Angry scientists protest Pope's visit to Roman university January 14, 2008

A group of Italian academics have protested plans for a visit by Pope Benedict XVI to a leading university in Rome, charging that the Pope should not be honored in an academic setting because he has shown hostility toward scientific advance.

Some 67 professors signed a protest statement calling for cancellation of a visit by the Holy Father to La Sapienza university on January 17. Led by Andrea Frova, a physics professor at La Sapienza, the protesters said it would be "inappropriate" for an institution committed to scientific progress to honor the Pope, arguing that the Church has worked to suppress science.

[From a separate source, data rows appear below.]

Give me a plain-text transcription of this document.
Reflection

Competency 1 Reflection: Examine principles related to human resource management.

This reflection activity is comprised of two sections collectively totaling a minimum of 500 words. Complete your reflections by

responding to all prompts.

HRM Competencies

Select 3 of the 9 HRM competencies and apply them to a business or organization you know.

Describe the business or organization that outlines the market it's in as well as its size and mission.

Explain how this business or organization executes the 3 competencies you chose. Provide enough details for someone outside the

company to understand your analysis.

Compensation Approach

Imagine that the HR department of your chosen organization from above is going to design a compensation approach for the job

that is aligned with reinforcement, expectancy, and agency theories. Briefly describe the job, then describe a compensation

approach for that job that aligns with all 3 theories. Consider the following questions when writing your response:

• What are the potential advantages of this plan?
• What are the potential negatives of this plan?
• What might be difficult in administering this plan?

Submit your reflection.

To bolster their position, the 67 protesters cite a 1990 speech in which then-Cardinal Ratzinger defended the Church's disciplinary action against Galileo in 1633. In that talk, the future Pope cited the verdict of the agnostic scholar Paul Feyerabend, who said: "The Church in the age of Galileo clung to reason more than Galileo himself did." He found that the heresy verdict against Galileo was, by the standards of the times, "rational and just."

Although he did not endorse Feyerabend's conclusion-- Pope John Paul II had already acknowledged that the Church erred in condemning Galileo-- Cardinal Ratzinger did stress that the Church was not hostile to science, and in fact Galileo continued his investigations, with support from the hierarchy, even after his trial.

The thrust of Cardinal Ratzinger's speech in 1990 was to show how the Enlightenment era had created an artificial rift between faith and reason. He argued that the Galileo trial, "which was little considered in the 18th century, was elevated to a myth of the Enlightenment in the century that followed."

The protests against the Pope's visit to La Sapienza have echoed that hostility toward religious faith, claiming that the Church today still suppresses scientific progress. Ironically, to protest that alleged restraint on free inquiry, the group asked university officials to prevent a speech by the Roman Pontiff. Vatican Radio, describing the protests as unworthy of academic life, questioned whether the professors were displaying the "tolerance" that they proclaimed.

The dean of the university has said that he will not cancel the Pope's visit. But protests at the school are planned throughout the week, with critics posting anti-clerical slogans around the campus and organizing a "homo-cession"-- a parade of homosexuals and lesbians-- to protest Church teachings.